The need for new approaches for surgical treatment of medically refractory epilepsy is clear. Seizure-free outcomes for nonlesional, extratemporal epilepsy are only 40-50%. Our research suggests that using high-bandwidth EEG to map High Frequency Oscillations (HFOs) and Microseizures may better localize epileptic networks, and enable more effective surgery and antiepileptic device therapy. Our work in this area includes:
I. Using novel hardware to record high-bandwidth intracranial EEG (iEEG).
II. Unsupervised detection and classification of ictal patterns
We have validated machine learning methods for detecting and mapping epilepsy biomarkers in huge (Terabyte) data streams generated by high resolution arrays, and algorithms for detecting seizures with sufficient accuracy for an implanted human device.
Anomaly visualizations of EEG using a novel algorithm. More anomalous areas of the signal are redder in color. Samples that a human reviewer independently labeled as non-background are boxed. J Neural Eng. 2011 Jun;8(3):036015.

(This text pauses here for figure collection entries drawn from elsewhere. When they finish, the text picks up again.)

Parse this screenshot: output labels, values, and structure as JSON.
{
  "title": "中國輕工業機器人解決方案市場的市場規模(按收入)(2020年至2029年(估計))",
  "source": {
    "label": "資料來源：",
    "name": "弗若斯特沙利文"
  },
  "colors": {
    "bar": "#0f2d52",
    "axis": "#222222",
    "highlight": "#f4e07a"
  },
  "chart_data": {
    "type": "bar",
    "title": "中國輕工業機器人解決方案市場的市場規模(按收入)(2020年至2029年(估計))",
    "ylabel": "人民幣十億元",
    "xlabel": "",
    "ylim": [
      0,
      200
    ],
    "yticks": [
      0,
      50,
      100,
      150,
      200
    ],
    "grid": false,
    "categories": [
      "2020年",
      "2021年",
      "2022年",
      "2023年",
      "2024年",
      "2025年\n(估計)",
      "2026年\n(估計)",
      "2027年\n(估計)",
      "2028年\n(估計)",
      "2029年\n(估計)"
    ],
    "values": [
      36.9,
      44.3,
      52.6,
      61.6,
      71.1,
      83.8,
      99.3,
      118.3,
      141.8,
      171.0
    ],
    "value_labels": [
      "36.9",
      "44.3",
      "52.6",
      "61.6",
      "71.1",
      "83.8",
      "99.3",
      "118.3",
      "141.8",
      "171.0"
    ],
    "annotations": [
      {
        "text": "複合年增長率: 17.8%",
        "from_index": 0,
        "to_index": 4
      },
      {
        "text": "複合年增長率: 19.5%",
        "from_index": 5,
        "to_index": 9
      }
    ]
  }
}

III. Real-time intraoperative mapping of epilepsy biomarkers
At the Hospital of the University of Pennsylvania, high bandwidth iEEG data are collected while the patients are being monitored in the HUP Epilepsy Monitoring Unit (EMU) in parallel to our clinical monitoring equipment using a Neuralynx data acquisition and processing system. This is a sophisticated, FDA-approved system capable of collecting 256 channels of high-bandwidth multi-scale neurophysiologic data that enable us to map functional networks in the brain in great detail. The Neuralynx is coupled to a fast computer equipped with 32 graphical processing units (GPUs) to perform detection, localization and mapping of epilepsy biomarkers on 3-D brain image reconstructions morphed to intraoperative photographs (Khambhati, et. al. in review).